Krishna picked up a twig and split it down the middle into two separate pieces. Bhima understood.
During the wrestling match, Bhima seized the king’s legs and threw him to the ground. Standing on one of Jarasandha’s feet, he grabbed hold of the other and tore the body of the king in two, flinging the halves far away from each other. Thus ended Jarasandha’s life.
 
I looked at the Colonist. His face was colored a sickly white, and he fainted as I asked him, “Are you all right?” I pried the two giant leeches from his back and put them in their cages. Then I draped some blankets around him and left the hut, thinking of my yellow hair and black face.
 
This morning, Saturday, I told the Sisters I felt tired so I would not have to go to the hospital and sit with the lepers. I wanted to explore the woods around the mission.
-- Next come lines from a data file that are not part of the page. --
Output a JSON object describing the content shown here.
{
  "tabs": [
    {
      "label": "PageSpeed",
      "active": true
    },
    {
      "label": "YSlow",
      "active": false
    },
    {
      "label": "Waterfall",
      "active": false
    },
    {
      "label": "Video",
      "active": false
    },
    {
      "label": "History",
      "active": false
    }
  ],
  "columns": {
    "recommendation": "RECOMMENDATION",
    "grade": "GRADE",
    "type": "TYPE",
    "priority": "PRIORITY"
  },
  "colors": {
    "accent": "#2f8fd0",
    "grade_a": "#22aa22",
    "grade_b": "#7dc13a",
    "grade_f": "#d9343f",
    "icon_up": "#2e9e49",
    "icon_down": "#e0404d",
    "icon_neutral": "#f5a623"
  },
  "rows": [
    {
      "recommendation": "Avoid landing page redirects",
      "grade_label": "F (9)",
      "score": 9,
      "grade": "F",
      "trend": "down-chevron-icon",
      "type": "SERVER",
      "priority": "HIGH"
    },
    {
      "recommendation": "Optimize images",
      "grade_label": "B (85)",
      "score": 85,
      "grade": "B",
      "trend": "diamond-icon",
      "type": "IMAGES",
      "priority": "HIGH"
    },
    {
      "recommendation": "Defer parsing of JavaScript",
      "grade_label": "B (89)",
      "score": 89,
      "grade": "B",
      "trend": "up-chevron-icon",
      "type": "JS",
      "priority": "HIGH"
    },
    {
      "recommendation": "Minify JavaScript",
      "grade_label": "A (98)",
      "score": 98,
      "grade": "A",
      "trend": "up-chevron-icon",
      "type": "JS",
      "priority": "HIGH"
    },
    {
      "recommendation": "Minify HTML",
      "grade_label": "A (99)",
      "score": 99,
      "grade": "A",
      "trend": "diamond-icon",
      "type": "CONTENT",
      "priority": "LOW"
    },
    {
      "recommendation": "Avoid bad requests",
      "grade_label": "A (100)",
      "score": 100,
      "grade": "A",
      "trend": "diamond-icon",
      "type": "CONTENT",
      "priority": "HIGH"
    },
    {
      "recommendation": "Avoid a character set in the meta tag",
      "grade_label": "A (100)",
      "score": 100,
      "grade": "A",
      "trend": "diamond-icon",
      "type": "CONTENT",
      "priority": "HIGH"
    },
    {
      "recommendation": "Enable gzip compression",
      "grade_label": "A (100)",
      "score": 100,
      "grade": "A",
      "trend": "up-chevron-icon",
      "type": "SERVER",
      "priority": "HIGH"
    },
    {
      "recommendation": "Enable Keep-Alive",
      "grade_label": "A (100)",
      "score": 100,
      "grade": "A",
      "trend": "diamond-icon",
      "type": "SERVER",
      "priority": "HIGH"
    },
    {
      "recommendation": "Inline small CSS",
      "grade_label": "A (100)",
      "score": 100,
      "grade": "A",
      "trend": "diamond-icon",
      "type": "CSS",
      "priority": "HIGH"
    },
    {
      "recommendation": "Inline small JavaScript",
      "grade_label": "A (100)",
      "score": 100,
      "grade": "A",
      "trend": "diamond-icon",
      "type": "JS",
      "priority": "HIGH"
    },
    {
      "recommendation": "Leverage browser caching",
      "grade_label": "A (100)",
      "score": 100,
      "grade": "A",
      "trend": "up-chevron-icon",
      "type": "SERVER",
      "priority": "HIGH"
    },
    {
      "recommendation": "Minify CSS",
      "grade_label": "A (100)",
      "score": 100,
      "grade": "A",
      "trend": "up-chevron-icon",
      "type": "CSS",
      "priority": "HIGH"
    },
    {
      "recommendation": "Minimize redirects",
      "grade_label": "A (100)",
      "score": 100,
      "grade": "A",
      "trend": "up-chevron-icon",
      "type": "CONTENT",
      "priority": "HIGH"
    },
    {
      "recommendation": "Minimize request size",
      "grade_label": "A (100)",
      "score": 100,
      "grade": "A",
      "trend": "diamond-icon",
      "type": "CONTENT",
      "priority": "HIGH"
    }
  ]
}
I took the path that climbed up the mountain, away from the long grass and the Colonist’s hut. As I walked, light and shadow stuttered through the tree trunks. I remembered what the rebel leader had told me about the grass. He said, “When you see the long grass and fear its height and the terror that might hide in its thickness, just think, yes, the grass is long, but because it is long, it will bend, and I will see what it hides.”
Picking at the leech-scabs on my arms, I climbed the mountain into the dank, chilly clouds. I had not been above the mission for many months.
When I reached the summit, I saw a claw-foot bathtub on a shelf of mica. The wind blew roughly; I felt cold. A boy with yellow hair and a black face suddenly popped his head over the side of the tub and roared like a panther. “Look at the fangs on me,” he said. I remembered that the tub had belonged to the British widow. She donated it to the Sisters along with the piano. The Sisters, ever charitable, donated the tub to the sadhus because of their matted hair. There was gold plating on the clawed feet.
Springing from the tub, the boy came toward me. I noticed that he walked on the balls of his feet, and I was glad to find him, glad to see him. Small scabs covered his legs and arms.
“What’s your name?” I asked, pleased to see him staring at my yellow hair.
“Jarasandha,” he said.
“Did you feed the Colonist’s leeches?” I extended my scabbed arms.
“Who? These are from the marsh. The sadhus tell me not to wade there but I like it. This is our tub.”
“I know someone who grows leeches. He walks on the balls of his feet, too.”
“Who cares? Do you want to sit in my tub?”
I did want to sit in the tub. We jumped inside and lay back against the cold porcelain. We unplugged the stopper and pushed our fingers through the broken drain to the ground.
“Do you have a father?” I asked him.
“Do you?” he answered.
“He drowned,” I said. “That’s what the Sisters tell me.”
“Mine is crazy. The sadhus won me from him in a gambling bet.”
“Oh.” I did not tell him about the Colonist.
So I would have more room, he curled his feet under his thighs. I liked him then. I leaned my head against his thin chest, and he patted my yellow head. We lay flat and comfortable against the curved sides of the tub, watching the light and shadow skip across the sky.
Oh, the comfort of finding a boy with yellow hair and a black face!
Oh, the comfort of sitting with him in a tub, the sadhus and the Sisters and the Colonist far below us, far below, where the long grass bends.